The students typically make about a thousand bowls for the Empty Bowls dinner - to be held Jan. 9 - although this year, students from Villa Maria Academy and the Academy of Notre Dame de Namur also will contribute. Over the last eight years, Malvern Prep's efforts have raised more than $69,000 for the organization.

"It's a huge deal," Hannah Litvin, program coordinator for community life at the Bethesda Project, said, noting that $125 provides a week of food for 20 people. "The money they raise has a lot of impact."

During classes, service days, and the Open Studios that Plow hosts on weekends during October, November, and December, a number of students work on the same bowl from start to finish. One will throw the bowl on the wheel, another will trim the edges. One will apply the first coat of colored glaze, and another will sponge-paint the bowl with a design in a contrasting color. Plows makes sure every Malvern student is involved.

On a recent service day at the school, Plows reminded the group of freshmen glazing bowls to be thoughtful while working.

"What you're doing is going to be in the world for 6,000 years," she told them, referring to the long life of ceramic pieces.

Watching the students work, the Rev. Jim Cassidy, an Augustinian priest who teaches at the school, noted it was "a true collaboration."

"It's not the kind of thing you'd expect teenage boys to get into, but they're passionate about it," he said. "They're also learning to use their creativity and talents to benefit someone else."

Last summer, Cassidy accompanied upperclassmen on a missionary trip to Peru, where making pottery is crucial to the economy. The students won over the locals when they demonstrated their skills at the wheel, he said.

"It was a great and unexpected connection between another culture and another place," Cassidy said.

Junior Dom DiStefano, 17, took his first ceramics class as a freshman. He enjoyed it so much he took more classes and goes to the studio during school hours to relax.

"It's kind of like meditation," he said. "You can get away. Like during study hall and before or after school, I'll be here."

Freshmen Jordan Berry and Matt Civitella, both 15, compared their work in the ceramics studio to their athletic pursuits.

"On the field, you have to be focused and block other things out. As far as pottery, you always have to pay attention to your pieces because if you take your eyes off the thing, it could break at any time," said Berry, who plays football and lacrosse.

Civitella, a golfer, echoed that idea.

"You can't go out there and fool around," he said. "You also have to keep in mind what other players are doing. With this, they're always reminding us it's all about the other people, not about us."

Later that afternoon, Malvern Prep sophomores went to Old City's St.

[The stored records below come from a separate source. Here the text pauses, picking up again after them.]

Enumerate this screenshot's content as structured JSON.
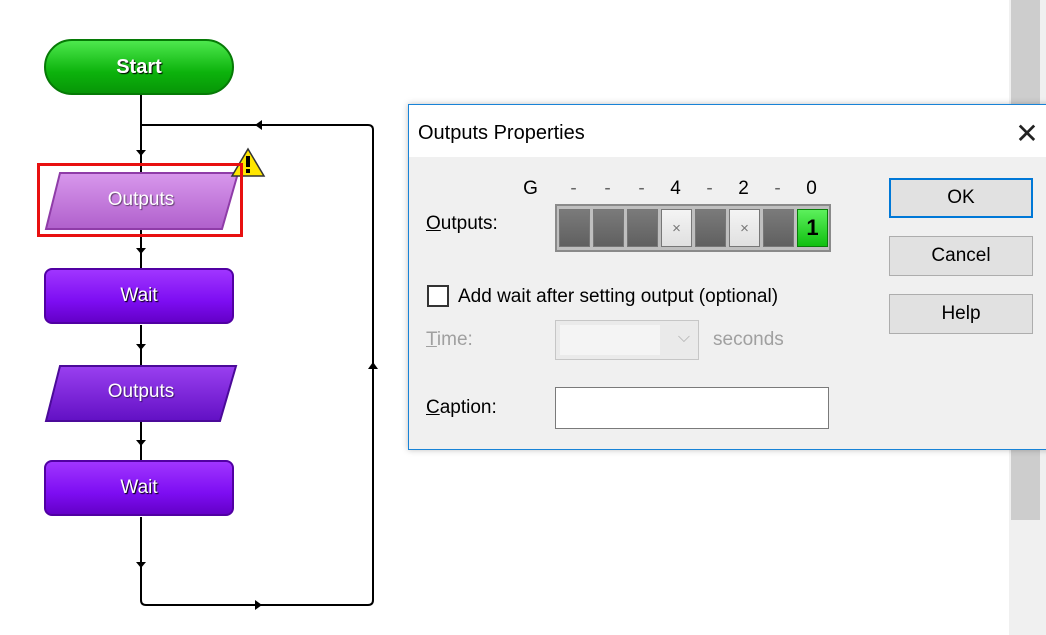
{
  "flowchart": {
    "start_label": "Start",
    "nodes": [
      {
        "type": "outputs",
        "label": "Outputs",
        "selected": true
      },
      {
        "type": "wait",
        "label": "Wait"
      },
      {
        "type": "outputs",
        "label": "Outputs"
      },
      {
        "type": "wait",
        "label": "Wait"
      }
    ],
    "warning_icon": "warning-icon"
  },
  "dialog": {
    "title": "Outputs Properties",
    "close_icon": "close-icon",
    "bit_headers": [
      "G",
      "-",
      "-",
      "-",
      "4",
      "-",
      "2",
      "-",
      "0"
    ],
    "outputs_label": "Outputs:",
    "bits": [
      {
        "state": "off",
        "text": ""
      },
      {
        "state": "off",
        "text": ""
      },
      {
        "state": "off",
        "text": ""
      },
      {
        "state": "x",
        "text": "×"
      },
      {
        "state": "off",
        "text": ""
      },
      {
        "state": "x",
        "text": "×"
      },
      {
        "state": "off",
        "text": ""
      },
      {
        "state": "on",
        "text": "1"
      }
    ],
    "add_wait_label": "Add wait after setting output (optional)",
    "time_label": "Time:",
    "time_value": "",
    "seconds_label": "seconds",
    "caption_label": "Caption:",
    "caption_value": "",
    "ok_label": "OK",
    "cancel_label": "Cancel",
    "help_label": "Help"
  },
  "colors": {
    "start": "#0cb30c",
    "wait": "#7d0df2",
    "outputs_selected": "#c070d8",
    "outputs": "#7a1ed6",
    "selection": "#e81010",
    "accent": "#0078d7",
    "bit_on": "#10c010"
  }
}
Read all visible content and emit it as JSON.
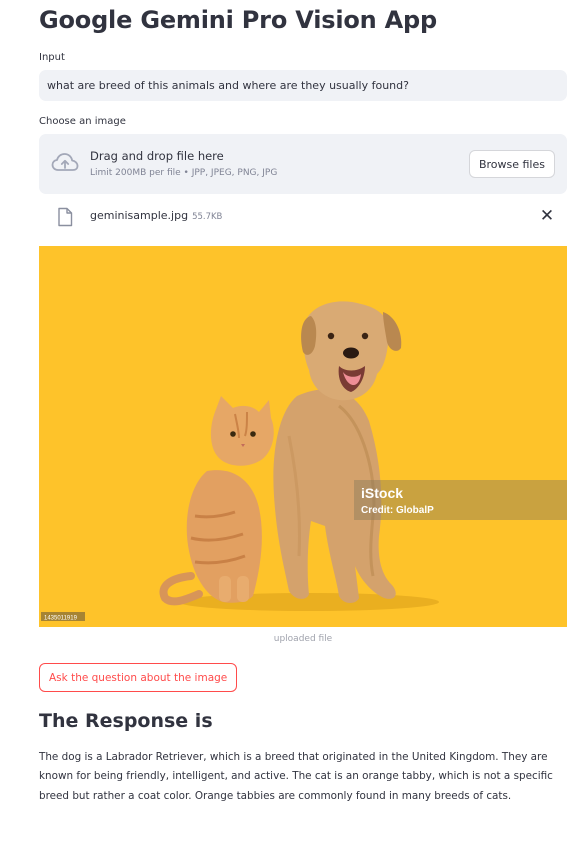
{
  "app": {
    "title": "Google Gemini Pro Vision App"
  },
  "input": {
    "label": "Input",
    "value": "what are breed of this animals and where are they usually found?"
  },
  "uploader": {
    "label": "Choose an image",
    "drop_title": "Drag and drop file here",
    "drop_limits": "Limit 200MB per file • JPP, JPEG, PNG, JPG",
    "browse_label": "Browse files",
    "icon": "cloud-upload-icon"
  },
  "file": {
    "name": "geminisample.jpg",
    "size": "55.7KB",
    "icon": "file-icon",
    "close_glyph": "✕"
  },
  "image": {
    "watermark_brand": "iStock",
    "watermark_credit": "Credit: GlobalP",
    "stock_id": "1435011919",
    "caption": "uploaded file",
    "background_color": "#fec32a"
  },
  "actions": {
    "ask_label": "Ask the question about the image"
  },
  "response": {
    "title": "The Response is",
    "text": "The dog is a Labrador Retriever, which is a breed that originated in the United Kingdom. They are known for being friendly, intelligent, and active. The cat is an orange tabby, which is not a specific breed but rather a coat color. Orange tabbies are commonly found in many breeds of cats."
  },
  "colors": {
    "accent": "#ff4b4b",
    "text": "#31333f",
    "muted": "#808495",
    "field_bg": "#f0f2f6"
  }
}
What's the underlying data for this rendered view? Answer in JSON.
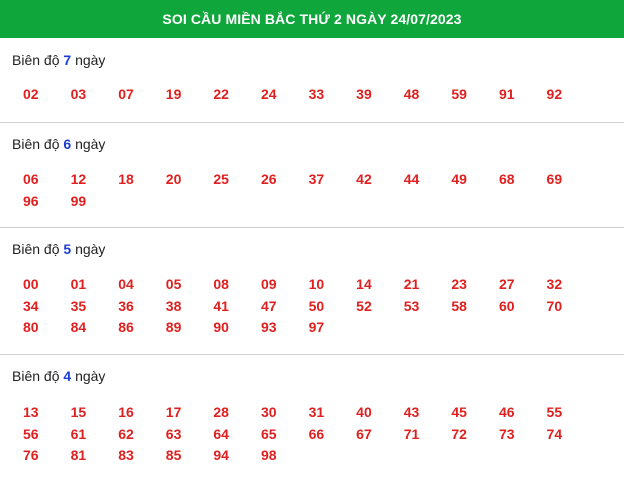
{
  "header": {
    "title": "SOI CẦU MIỀN BẮC THỨ 2 NGÀY 24/07/2023"
  },
  "sections": [
    {
      "prefix": "Biên độ",
      "days": "7",
      "suffix": "ngày",
      "numbers": [
        "02",
        "03",
        "07",
        "19",
        "22",
        "24",
        "33",
        "39",
        "48",
        "59",
        "91",
        "92"
      ]
    },
    {
      "prefix": "Biên độ",
      "days": "6",
      "suffix": "ngày",
      "numbers": [
        "06",
        "12",
        "18",
        "20",
        "25",
        "26",
        "37",
        "42",
        "44",
        "49",
        "68",
        "69",
        "96",
        "99"
      ]
    },
    {
      "prefix": "Biên độ",
      "days": "5",
      "suffix": "ngày",
      "numbers": [
        "00",
        "01",
        "04",
        "05",
        "08",
        "09",
        "10",
        "14",
        "21",
        "23",
        "27",
        "32",
        "34",
        "35",
        "36",
        "38",
        "41",
        "47",
        "50",
        "52",
        "53",
        "58",
        "60",
        "70",
        "80",
        "84",
        "86",
        "89",
        "90",
        "93",
        "97"
      ]
    },
    {
      "prefix": "Biên độ",
      "days": "4",
      "suffix": "ngày",
      "numbers": [
        "13",
        "15",
        "16",
        "17",
        "28",
        "30",
        "31",
        "40",
        "43",
        "45",
        "46",
        "55",
        "56",
        "61",
        "62",
        "63",
        "64",
        "65",
        "66",
        "67",
        "71",
        "72",
        "73",
        "74",
        "76",
        "81",
        "83",
        "85",
        "94",
        "98"
      ]
    }
  ]
}
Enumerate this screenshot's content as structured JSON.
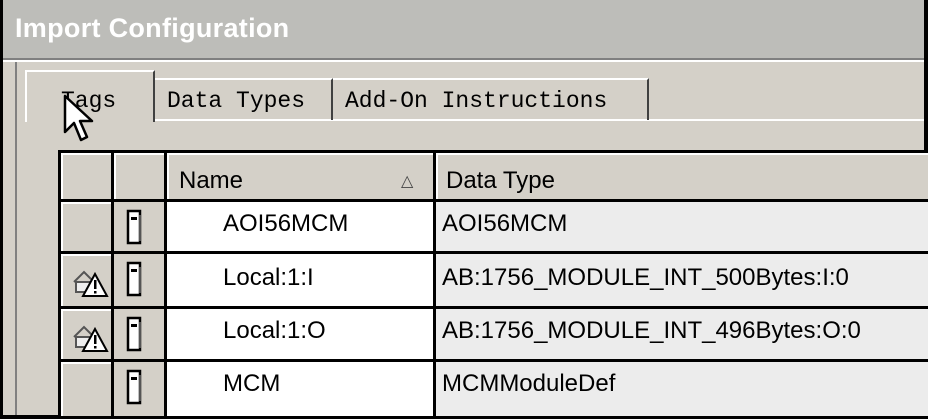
{
  "window": {
    "title": "Import Configuration"
  },
  "tabs": [
    {
      "label": "Tags",
      "active": true
    },
    {
      "label": "Data Types",
      "active": false
    },
    {
      "label": "Add-On Instructions",
      "active": false
    }
  ],
  "table": {
    "columns": [
      {
        "label": "",
        "name": "status"
      },
      {
        "label": "",
        "name": "icon"
      },
      {
        "label": "Name",
        "sort": "ascending",
        "sort_icon": "sort-ascending-icon"
      },
      {
        "label": "Data Type"
      }
    ],
    "rows": [
      {
        "name": "AOI56MCM",
        "data_type": "AOI56MCM",
        "status_icon": "",
        "row_icon": "module-icon"
      },
      {
        "name": "Local:1:I",
        "data_type": "AB:1756_MODULE_INT_500Bytes:I:0",
        "status_icon": "warning-icon",
        "row_icon": "module-icon"
      },
      {
        "name": "Local:1:O",
        "data_type": "AB:1756_MODULE_INT_496Bytes:O:0",
        "status_icon": "warning-icon",
        "row_icon": "module-icon"
      },
      {
        "name": "MCM",
        "data_type": "MCMModuleDef",
        "status_icon": "",
        "row_icon": "module-icon"
      }
    ]
  },
  "colors": {
    "window_bg": "#d4d0c8",
    "title_bar": "#bdbdb9",
    "cell_white": "#ffffff"
  }
}
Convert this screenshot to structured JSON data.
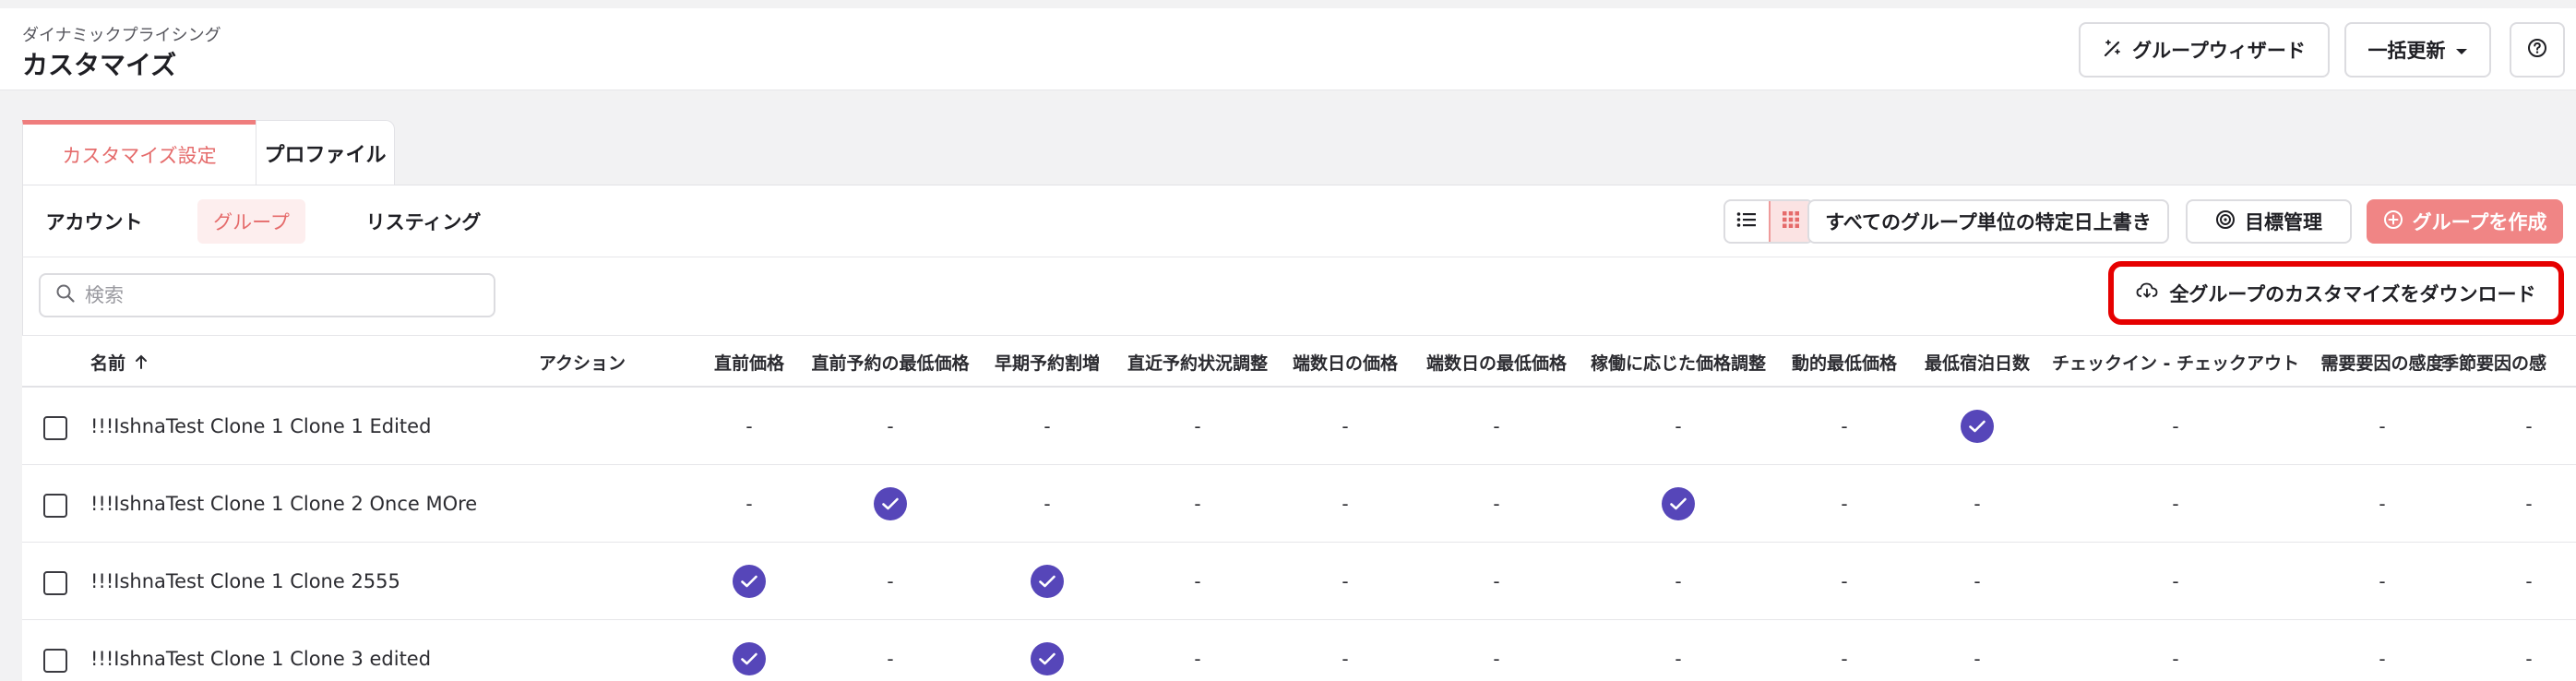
{
  "header": {
    "subtitle": "ダイナミックプライシング",
    "title": "カスタマイズ",
    "group_wizard_label": "グループウィザード",
    "bulk_update_label": "一括更新",
    "help_icon": "question-circle-icon"
  },
  "tabs": [
    {
      "label": "カスタマイズ設定",
      "active": true
    },
    {
      "label": "プロファイル",
      "active": false
    }
  ],
  "subnav": {
    "items": [
      {
        "label": "アカウント",
        "active": false
      },
      {
        "label": "グループ",
        "active": true
      },
      {
        "label": "リスティング",
        "active": false
      }
    ],
    "override_label": "すべてのグループ単位の特定日上書き",
    "goal_label": "目標管理",
    "create_group_label": "グループを作成"
  },
  "toolbar": {
    "search_placeholder": "検索",
    "download_label": "全グループのカスタマイズをダウンロード"
  },
  "table": {
    "headers": {
      "name": "名前",
      "action": "アクション",
      "columns": [
        "直前価格",
        "直前予約の最低価格",
        "早期予約割増",
        "直近予約状況調整",
        "端数日の価格",
        "端数日の最低価格",
        "稼働に応じた価格調整",
        "動的最低価格",
        "最低宿泊日数",
        "チェックイン - チェックアウト",
        "需要要因の感度",
        "季節要因の感"
      ]
    },
    "rows": [
      {
        "name": "!!!IshnaTest Clone 1 Clone 1 Edited",
        "cells": [
          "-",
          "-",
          "-",
          "-",
          "-",
          "-",
          "-",
          "-",
          "✓",
          "-",
          "-",
          "-"
        ]
      },
      {
        "name": "!!!IshnaTest Clone 1 Clone 2 Once MOre",
        "cells": [
          "-",
          "✓",
          "-",
          "-",
          "-",
          "-",
          "✓",
          "-",
          "-",
          "-",
          "-",
          "-"
        ]
      },
      {
        "name": "!!!IshnaTest Clone 1 Clone 2555",
        "cells": [
          "✓",
          "-",
          "✓",
          "-",
          "-",
          "-",
          "-",
          "-",
          "-",
          "-",
          "-",
          "-"
        ]
      },
      {
        "name": "!!!IshnaTest Clone 1 Clone 3 edited",
        "cells": [
          "✓",
          "-",
          "✓",
          "-",
          "-",
          "-",
          "-",
          "-",
          "-",
          "-",
          "-",
          "-"
        ]
      }
    ]
  },
  "colors": {
    "accent": "#f08585",
    "check": "#5646b9",
    "highlight": "#e60000"
  }
}
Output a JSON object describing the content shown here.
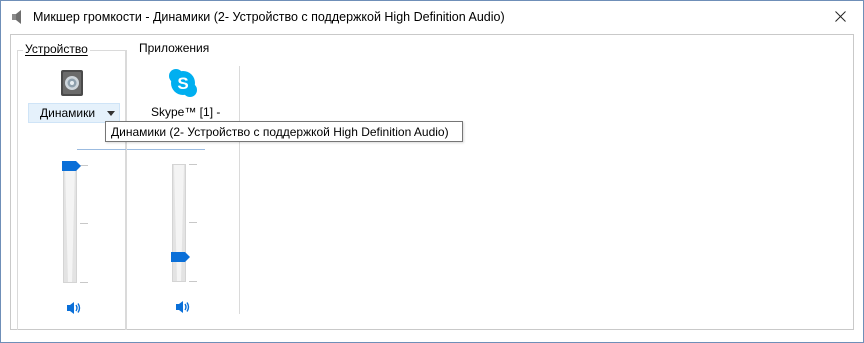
{
  "window": {
    "title": "Микшер громкости - Динамики (2- Устройство с поддержкой High Definition Audio)",
    "title_icon": "speaker-icon",
    "close_icon": "close-icon"
  },
  "device": {
    "group_label": "Устройство",
    "icon": "speaker-device-icon",
    "dropdown_label": "Динамики",
    "volume_level": 1.0,
    "mute_icon": "speaker-volume-icon"
  },
  "apps": {
    "group_label": "Приложения",
    "items": [
      {
        "name": "Skype™ [1] -",
        "icon": "skype-icon",
        "volume_level": 0.15,
        "mute_icon": "speaker-volume-icon"
      }
    ]
  },
  "tooltip": {
    "text": "Динамики (2- Устройство с поддержкой High Definition Audio)"
  },
  "colors": {
    "accent": "#0a6fd8",
    "skype": "#00aff0",
    "border": "#c9c9c9"
  }
}
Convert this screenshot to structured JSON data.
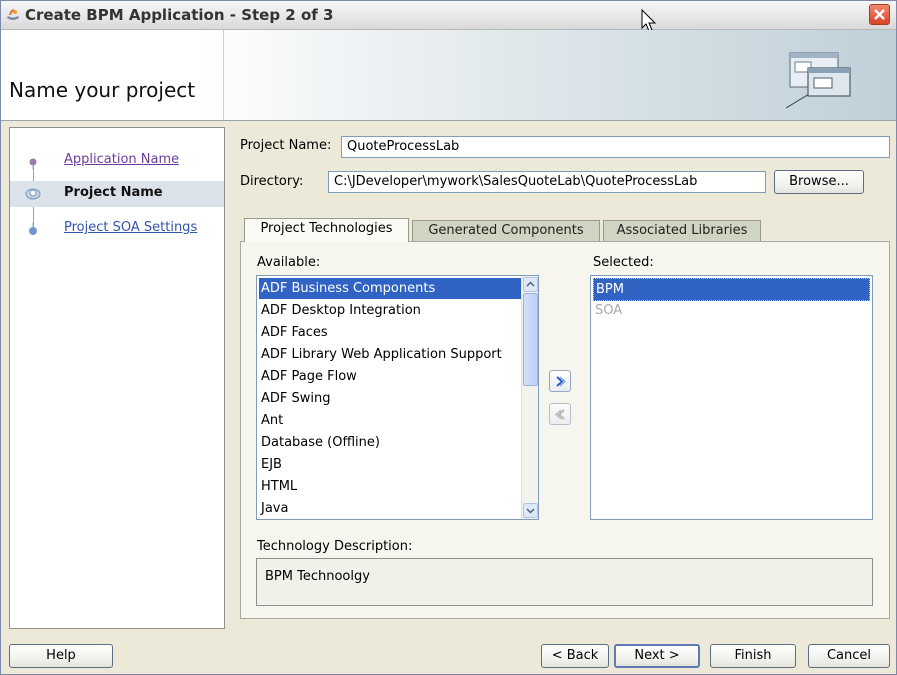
{
  "window": {
    "title": "Create BPM Application - Step 2 of 3"
  },
  "header": {
    "title": "Name your project"
  },
  "nav": {
    "items": [
      {
        "label": "Application Name",
        "state": "visited"
      },
      {
        "label": "Project Name",
        "state": "active"
      },
      {
        "label": "Project SOA Settings",
        "state": "link"
      }
    ]
  },
  "form": {
    "project_name_label": "Project Name:",
    "project_name_value": "QuoteProcessLab",
    "directory_label": "Directory:",
    "directory_value": "C:\\JDeveloper\\mywork\\SalesQuoteLab\\QuoteProcessLab",
    "browse_label": "Browse..."
  },
  "tabs": [
    {
      "label": "Project Technologies",
      "active": true
    },
    {
      "label": "Generated Components",
      "active": false
    },
    {
      "label": "Associated Libraries",
      "active": false
    }
  ],
  "available": {
    "label": "Available:",
    "items": [
      "ADF Business Components",
      "ADF Desktop Integration",
      "ADF Faces",
      "ADF Library Web Application Support",
      "ADF Page Flow",
      "ADF Swing",
      "Ant",
      "Database (Offline)",
      "EJB",
      "HTML",
      "Java"
    ],
    "selected_index": 0
  },
  "selected": {
    "label": "Selected:",
    "items": [
      "BPM",
      "SOA"
    ],
    "selected_index": 0
  },
  "description": {
    "label": "Technology Description:",
    "text": "BPM Technoolgy"
  },
  "footer": {
    "help_label": "Help",
    "back_label": "< Back",
    "next_label": "Next >",
    "finish_label": "Finish",
    "cancel_label": "Cancel"
  },
  "colors": {
    "selection": "#3163c5",
    "link": "#3355aa",
    "visited_link": "#6a3d9a",
    "close_button": "#d8442a"
  }
}
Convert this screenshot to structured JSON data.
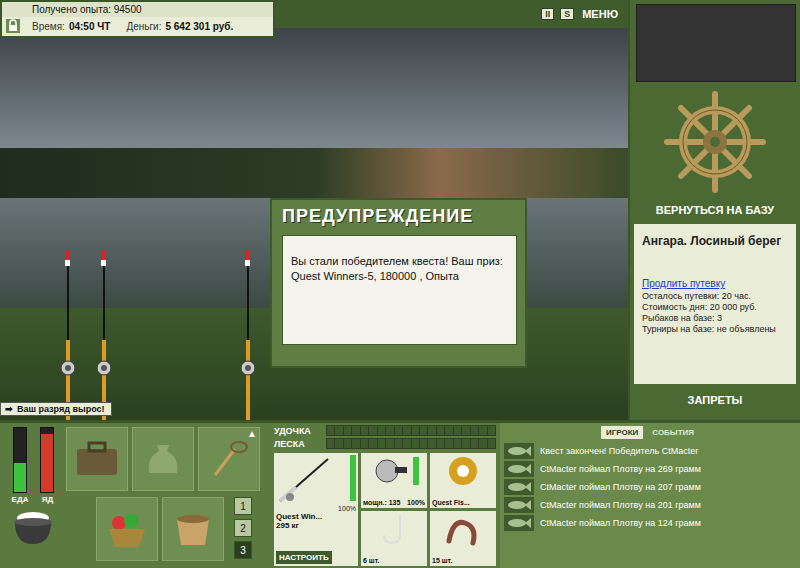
{
  "status": {
    "experience": "Получено опыта: 94500",
    "time_label": "Время:",
    "time": "04:50 ЧТ",
    "money_label": "Деньги:",
    "money": "5 642 301 руб."
  },
  "header": {
    "buttons": [
      "II",
      "S"
    ],
    "menu": "МЕНЮ"
  },
  "dialog": {
    "title": "ПРЕДУПРЕЖДЕНИЕ",
    "message": "Вы стали победителем квеста! Ваш приз: Quest Winners-5, 180000 , Опыта"
  },
  "rank_badge": "Ваш разряд вырос!",
  "base": {
    "button": "ВЕРНУТЬСЯ НА БАЗУ",
    "location": "Ангара. Лосиный берег",
    "extend_link": "Продлить путевку",
    "details": [
      "Осталось путевки: 20 час.",
      "Стоимость дня: 20 000 руб.",
      "Рыбаков на базе: 3",
      "Турниры на базе: не объявлены"
    ],
    "bans": "ЗАПРЕТЫ"
  },
  "meters": [
    {
      "label": "ЕДА",
      "level": 0.45,
      "color": "#3cc43c"
    },
    {
      "label": "ЯД",
      "level": 0.9,
      "color": "#d83a2a"
    }
  ],
  "inventory_arrow": "▲",
  "inventory_pages": [
    {
      "label": "1",
      "selected": false
    },
    {
      "label": "2",
      "selected": false
    },
    {
      "label": "3",
      "selected": true
    }
  ],
  "tackle": {
    "rod_label": "УДОЧКА",
    "rod_level": 0,
    "line_label": "ЛЕСКА",
    "line_level": 0,
    "rod": {
      "name": "Quest Win...",
      "weight": "295 кг",
      "condition": "100%",
      "level": 1,
      "button": "НАСТРОИТЬ"
    },
    "reel": {
      "power": "мощн.: 135",
      "condition": "100%",
      "level": 1
    },
    "line": {
      "name": "Quest Fis..."
    },
    "hook": {
      "count": "6 шт."
    },
    "bait": {
      "count": "15 шт."
    }
  },
  "chat": {
    "tabs": [
      {
        "label": "ИГРОКИ",
        "selected": true
      },
      {
        "label": "СОБЫТИЯ",
        "selected": false
      }
    ],
    "messages": [
      "Квест закончен! Победитель CtMacter",
      "CtMacter поймал Плотву на 269 грамм",
      "CtMacter поймал Плотву на 207 грамм",
      "CtMacter поймал Плотву на 201 грамм",
      "CtMacter поймал Плотву на 124 грамм"
    ]
  }
}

Augustine Church to paint bowls with Bethesda Project residents, serve the men a meal they'd made - chicken pot pie and apple crumble - and join them for dinner.

It wouldn't seem these two groups would have much in common, especially when some are teenagers from an elite private school.

But the conversations flowed, covering music, school, food, and cars.

"I thought they'd just be prep-school kids, goody-goody," said Bethesda Project guest Joshua Myers, 31, "but they were really down-to-earth, very nice, very hospitable."

One Bethesda Project resident, Michael Rice, 57, told the teenagers about his first car: a 1968 Chevy Impala station wagon he bought for $75, painted "camouflage style with no muffler, no inspection sticker, and no tags."

"I drove that all the way down Broad Street to my first concert, Alice Cooper, past all these cops who just shook their heads when I went by."

Rice has shared meals with students in the past, so he wasn't surprised by how much he enjoyed the meal.

He'd actually signed up months in advance.